14.ª Regra - O Gato, ao contrário do cão, desconhece o advérbio de negação. Aliás, o Gato, quando ouve a palavra «Não!», padece de surdez temporária. Por isso, nem se esforce: deixe-o partir tudo. Uma decoração minimalista está sempre na moda e o Gato é que sabe. Alguma vez viu um gato fora de moda? Ora aí está.
15.ª Regra - Se vir o Gato em posição de ataque, barrique-se e ligue para um dos seus contactos de emergência: pode estar em perigo de vida. Se ele estiver em posição de ataque e o rabinho abanar de um lado para o outro, saiba que será imediatamente atacado sem qualquer misericórdia. Nesse momento, já não estando a tempo de fugir, limite-se a encomendar a sua alma ao criador, pois o Gato fá-lo-á em fanicos.
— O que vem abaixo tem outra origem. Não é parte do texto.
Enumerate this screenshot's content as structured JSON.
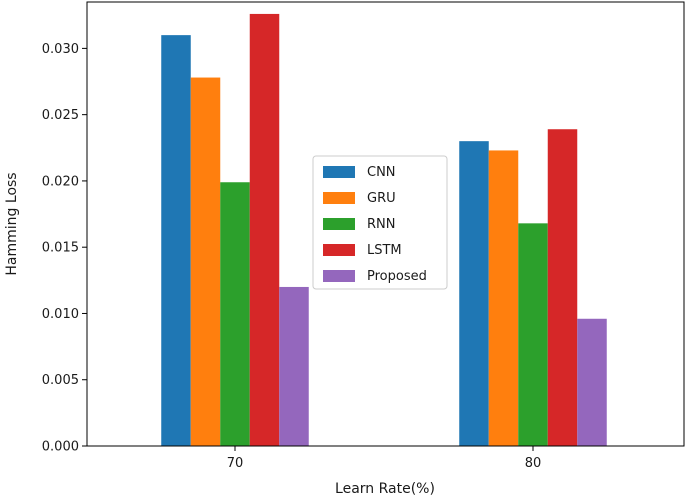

16.ª Regra - Se gosta de uma cama limpinha, de um chão imaculado, de um sofá sem cocós, limpe cuidadosa e diariamente a caixa de areia do Gato. Se não o fizer, estará implicitamente a conferir-lhe o direito de se aliviar na sua camisola favorita, na sua almofada, nos seus ténis ou na sua cara se o apanhar a dormir. Se não limpar a caixa de areia, evite dormir de boca aberta.
17.ª Regra - Não assuste o Gato. Além das pontas aguçadas, existem outras armas letais escondidas no Gato. Saiba que na parte traseira da entidade felina existem umas glândulas que expelem um pivete nauseabundo quando, por exemplo, o Gato é vítima de um susto. Se não quer ir trabalhar fedendo a bacalhau podre (o cheiro não sai facilmente), evite os sustos. Lembre-se de que ninguém acreditará quando disser «A culpa é do Gato.», pois todos sabem que ele é um ser superior e muito asseado.
18.ª Regra - Se não queria o sofá arranhado, não comprasse um. É do conhecimento geral que os sofás são arqui-inimigos do Gato e séculos de História têm mostrado batalhas infindas em que o Gato domina o sofá com o poder das suas unhas. Se o seu Gato descobriu o sofá, em vez de o trancar fora da sala, agradeça aos céus ele não ter descoberto as suas costas.
19.ª Regra - Certifique-se sempre de que o seu relógio não está a fazer reflexos na parede. Caso isso aconteça, tire o relógio ou ampute já a mão. Mais tarde ou mais cedo o Gato arrancar-lha-á.
20.ª Regra - Respeite o espaço do Gato. Se ele está a dormir, deixe-o dormir. Se ele está na caixa de areia, deixe-o estar. Faça-lhe festas quando ele pedir e apenas nos sítios certos. Brinque com ele e proporcione-lhe exercício que o deixe cansado, mas não prestes a cair para o lado. Dê-lhe água fresca todos os dias e comida, porque caso não tenha notado, ele não tem mãos para ir servir-se sozinho. E já que você mora em casa dele, então que sirva para alguma coisa e que trate daquela divindade peluda.
Cumpra escrupulosamente estas regras e ambos viverão em paz. Ou talvez não porque com o Gato nunca se sabe.